Книга Братья Старостины - Георгий Морозов
Шрифт:
Интервал:
Закладка:
Если говорить о кино, то Старостин любил советскую классику пятидесятых — шестидесятых годов — «Летят журавли», «Тихий Дон», «Балладу о солдате», «Войну и мир». «С их помощью мир узнал душу нашего человека», — пояснял Андрей Петрович. Не забывал отслеживать и профильные ленты, причем подходил к ним критично, с позиций не только спортсмена, но и эстета. Например, на один из первых цветных фильмов «Спортивная честь» дал такую рецензию: «Достоверности в сочетании документальности с высокой кинопоэтикой в картине не получилось. В ней, на мой взгляд, реализм и вымысел не дополняли, а словно бы мешали друг другу».
Разумеется, он не был аскетом, ханжой, а богемный образ жизни предполагал самые разнообразные ситуации. И отголоски их тоже сохранились в воспоминаниях современников.
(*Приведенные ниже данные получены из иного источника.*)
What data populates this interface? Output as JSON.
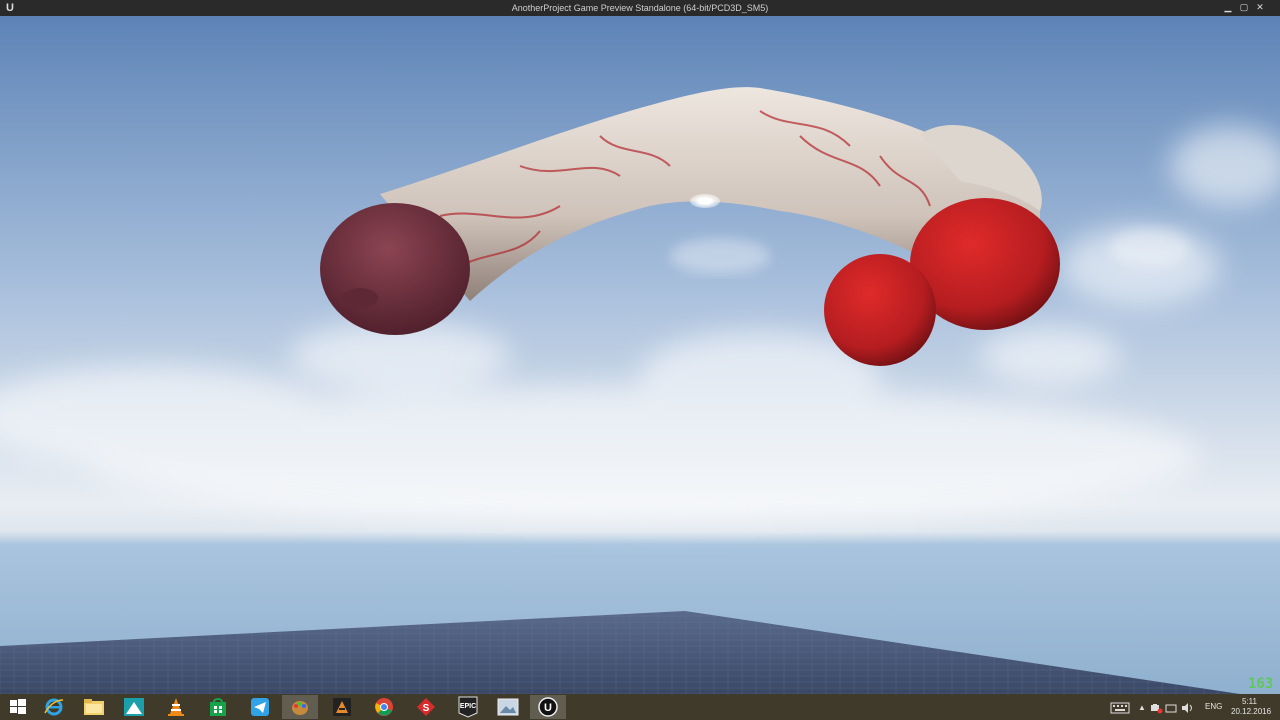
{
  "window": {
    "title": "AnotherProject Game Preview Standalone (64-bit/PCD3D_SM5)",
    "app_logo_glyph": "U",
    "minimize_glyph": "▁",
    "maximize_glyph": "▢",
    "close_glyph": "✕"
  },
  "scene": {
    "sky_colors": [
      "#5d83b6",
      "#a8bfdc",
      "#e8edf3"
    ],
    "floor_color": "#3f4d6e",
    "model_primary_color": "#d9cfc6",
    "model_accent_color": "#b01a1e"
  },
  "hud": {
    "fps_text": "163"
  },
  "taskbar": {
    "background": "#3f3a2a",
    "items": [
      {
        "name": "windows-start",
        "icon": "windows-logo-icon"
      },
      {
        "name": "internet-explorer",
        "icon": "internet-explorer-icon"
      },
      {
        "name": "file-explorer",
        "icon": "folder-icon"
      },
      {
        "name": "app-teal",
        "icon": "mountain-app-icon"
      },
      {
        "name": "vlc",
        "icon": "vlc-cone-icon"
      },
      {
        "name": "store",
        "icon": "store-bag-icon"
      },
      {
        "name": "telegram",
        "icon": "telegram-icon"
      },
      {
        "name": "app-paint",
        "icon": "paint-palette-icon"
      },
      {
        "name": "app-game",
        "icon": "game-app-icon"
      },
      {
        "name": "chrome",
        "icon": "chrome-icon"
      },
      {
        "name": "app-red",
        "icon": "red-app-icon"
      },
      {
        "name": "epic-games",
        "icon": "epic-games-icon"
      },
      {
        "name": "app-image",
        "icon": "image-viewer-icon"
      },
      {
        "name": "unreal-engine",
        "icon": "unreal-engine-icon"
      }
    ],
    "tray": {
      "language": "ENG",
      "time": "5:11",
      "date": "20.12.2016"
    }
  }
}
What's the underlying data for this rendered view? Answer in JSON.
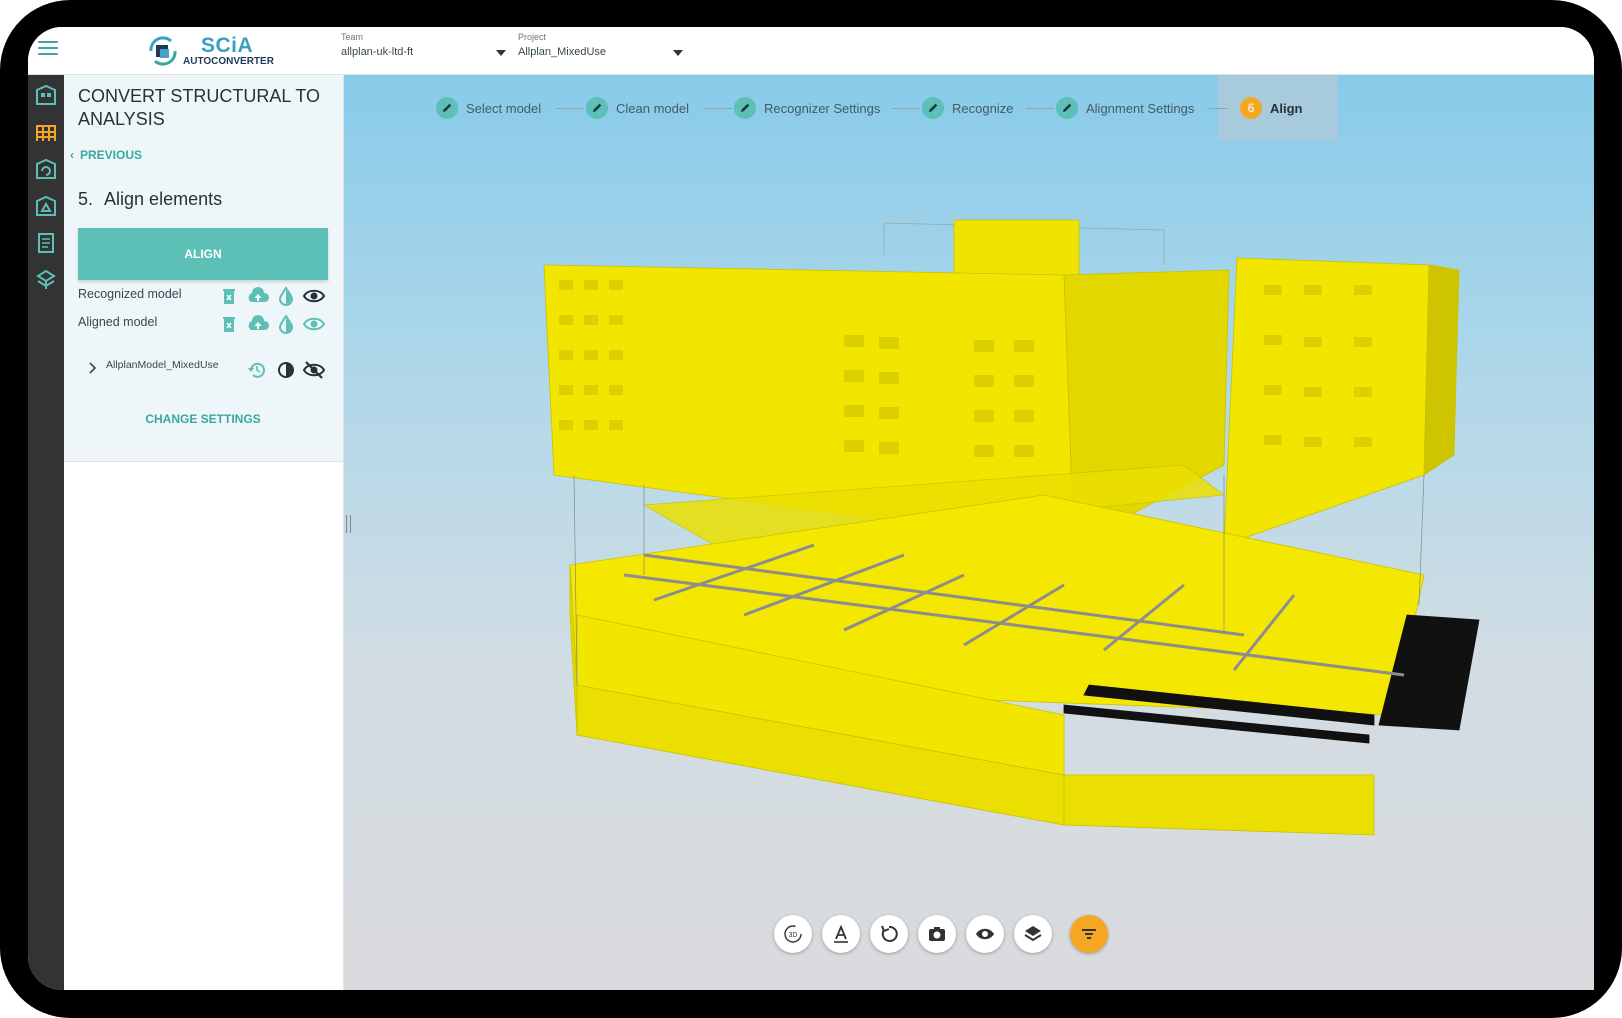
{
  "app": {
    "logo_text": "SCiA",
    "logo_sub": "AUTOCONVERTER"
  },
  "header": {
    "team_label": "Team",
    "team_value": "allplan-uk-ltd-ft",
    "project_label": "Project",
    "project_value": "Allplan_MixedUse"
  },
  "rail": {
    "icons": [
      "building-icon",
      "structure-icon",
      "convert-icon",
      "analysis-icon",
      "document-icon",
      "settings-icon"
    ]
  },
  "panel": {
    "title": "CONVERT STRUCTURAL TO ANALYSIS",
    "previous": "PREVIOUS",
    "step_number": "5.",
    "step_title": "Align elements",
    "align_button": "ALIGN",
    "recognized_model": "Recognized model",
    "aligned_model": "Aligned model",
    "tree_item": "AllplanModel_MixedUse",
    "change_settings": "CHANGE SETTINGS"
  },
  "stepper": {
    "steps": [
      {
        "label": "Select model",
        "state": "done"
      },
      {
        "label": "Clean model",
        "state": "done"
      },
      {
        "label": "Recognizer Settings",
        "state": "done"
      },
      {
        "label": "Recognize",
        "state": "done"
      },
      {
        "label": "Alignment Settings",
        "state": "done"
      },
      {
        "label": "Align",
        "state": "active",
        "number": "6"
      }
    ]
  },
  "toolbar": {
    "view_3d": "3D",
    "buttons": [
      "3d-view-icon",
      "annotation-icon",
      "reset-view-icon",
      "screenshot-icon",
      "visibility-icon",
      "layers-icon",
      "filter-icon"
    ]
  },
  "colors": {
    "accent": "#5cc0b6",
    "active_step": "#f5a623",
    "filter_button": "#f5a623",
    "model_yellow": "#f2e600",
    "rail": "#333333"
  }
}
Вот в ресторане ВТО актер Евгений Весник собрался подраться с каким-то журналистом из компании Андрея Петровича, и надо их утихомиривать. Вот на какое-то торжество артисты из театра «Ромэн» по традиции привели коня и попытались затащить его на пятый этаж…
Как-то раз Никита Богословский, писавший музыку для пьесы Исидора Штока, решил подшутить над автором и отправил ему письмо якобы от имени рядового зрителя: мол, уважаемый товарищ драматург, отрицательный персонаж в вашем произведении назван моим именем, отчеством и фамилией, на меня уже на работе смотрят косо, нельзя ли переделать? Пришел ответ с извинениями, в котором Шток торжественно обещал все поправить. Композитор уже рассказывал друзьям, какой знатный розыгрыш ему удался, но всё было не так просто: ответ был написан в форме акростиха, и первые буквы каждой строки образовывали фразу, весьма для Богословского обидную… А сорвался план композитора благодаря наблюдательности Андрея Петровича: Богословский опрометчиво указал на конверте свои настоящие данные, а Старостин это заметил.
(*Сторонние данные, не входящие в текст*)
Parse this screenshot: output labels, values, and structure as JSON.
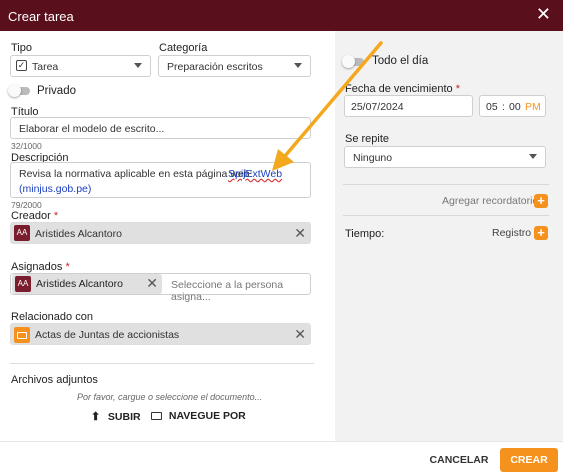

Андрей Петрович всегда был готов прийти на помощь, оказать поддержку другим. Очень бережно относился к писателю Юрию Трифонову, и не только потому, что тот был спартаковским болельщиком. Юрий Валентинович, кстати, первым ввел в обиход термин «интеллектуальный футбол». Как-то раз они с Константином Ваншенкиным и Инной Гофф приехали к Трифоновым в те дни, когда писатель выступил в защиту книги Валентина Катаева «Святой колодец». Вместе сидели за столом, обсуждали его статью.
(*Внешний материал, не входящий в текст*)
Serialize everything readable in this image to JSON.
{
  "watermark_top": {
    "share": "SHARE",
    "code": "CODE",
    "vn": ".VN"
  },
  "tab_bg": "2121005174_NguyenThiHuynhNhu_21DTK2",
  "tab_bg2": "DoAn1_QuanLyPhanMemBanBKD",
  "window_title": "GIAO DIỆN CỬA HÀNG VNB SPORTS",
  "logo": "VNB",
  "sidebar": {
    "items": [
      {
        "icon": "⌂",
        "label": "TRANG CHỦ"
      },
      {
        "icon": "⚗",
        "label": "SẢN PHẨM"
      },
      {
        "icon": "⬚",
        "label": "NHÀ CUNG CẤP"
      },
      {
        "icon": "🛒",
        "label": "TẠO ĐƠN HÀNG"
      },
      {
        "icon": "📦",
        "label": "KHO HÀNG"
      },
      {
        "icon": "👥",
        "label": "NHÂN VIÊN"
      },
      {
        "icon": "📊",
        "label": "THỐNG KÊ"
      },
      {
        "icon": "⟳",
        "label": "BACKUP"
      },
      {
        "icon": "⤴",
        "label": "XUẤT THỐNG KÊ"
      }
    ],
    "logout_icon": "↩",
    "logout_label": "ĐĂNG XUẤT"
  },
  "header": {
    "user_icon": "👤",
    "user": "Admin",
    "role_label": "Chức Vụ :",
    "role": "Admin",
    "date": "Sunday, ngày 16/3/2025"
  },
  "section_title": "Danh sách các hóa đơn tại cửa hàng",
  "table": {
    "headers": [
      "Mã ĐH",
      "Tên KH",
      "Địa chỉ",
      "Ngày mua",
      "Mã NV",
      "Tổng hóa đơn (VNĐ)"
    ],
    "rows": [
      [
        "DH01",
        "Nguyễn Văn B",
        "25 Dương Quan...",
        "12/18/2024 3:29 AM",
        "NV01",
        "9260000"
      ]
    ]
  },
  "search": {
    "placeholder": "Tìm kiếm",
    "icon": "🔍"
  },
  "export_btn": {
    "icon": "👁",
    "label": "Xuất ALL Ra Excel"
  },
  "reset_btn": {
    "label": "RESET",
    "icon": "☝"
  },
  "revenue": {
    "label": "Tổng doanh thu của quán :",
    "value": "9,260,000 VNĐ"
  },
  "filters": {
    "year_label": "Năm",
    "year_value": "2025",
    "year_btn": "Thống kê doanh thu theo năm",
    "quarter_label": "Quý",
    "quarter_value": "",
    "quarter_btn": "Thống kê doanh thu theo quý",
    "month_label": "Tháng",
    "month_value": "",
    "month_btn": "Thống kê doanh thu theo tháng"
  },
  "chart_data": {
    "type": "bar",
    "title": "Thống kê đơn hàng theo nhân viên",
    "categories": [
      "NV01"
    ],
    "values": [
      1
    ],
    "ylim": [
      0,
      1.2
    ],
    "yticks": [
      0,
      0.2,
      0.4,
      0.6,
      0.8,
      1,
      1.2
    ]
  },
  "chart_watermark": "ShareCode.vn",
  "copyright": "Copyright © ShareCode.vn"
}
Поэт Николай Доризо в честь семидесятилетия Андрея Петровича написал стихи, оканчивающиеся строчкой «…сын егеря, женатый на цыганке!». Тогда Старостина пришли поздравить Иван Козловский, Михаил Жаров, Виктор Коршунов, Евгений Симонов, Олег Ефремов, Вячеслав Невинный…
Но, увы, эти осенние торжества прошли уже без Яншина, чье сердце перестало биться летом того же года… Конечно же Старостин навещал друга в больнице, как и в 1979-м ездил поддержать Ваншенкина, лежавшего с инфарктом в ЦКБ на Открытом шоссе.
Андрею Петровичу и самому нередко случалось чествовать людей литературы и искусства. Например, на юбилее поэта Леонида Куксо он торжественно вручал от имени спартаковцев мяч с автографами футболистов. И произнес при этом: «Наши ворота для тебя всегда открыты». Нужно пояснить, что еще в пятидесятые годы на базе в Тарасовке существовала танцевальная веранда, и Куксо в сопровождении джаза пел песню собственного сочинения: «Если победы добиться, дело поправится так, что снова в турнирной таблице первым пойдет „Спартак“». Причем последнее слово хором кричала вся веранда.
Что показательно — ни в одном из рассказов современников о третьем брате нет и намека на его инакомыслие, столь ярко описанное Львом Нетто в воспоминаниях об их норильском знакомстве. Разве что за Гарри Каспарова Старостин болел, когда тот играл матч за звание чемпиона мира по шахматам против Анатолия Карпова. Но это, разумеется, не доказательство.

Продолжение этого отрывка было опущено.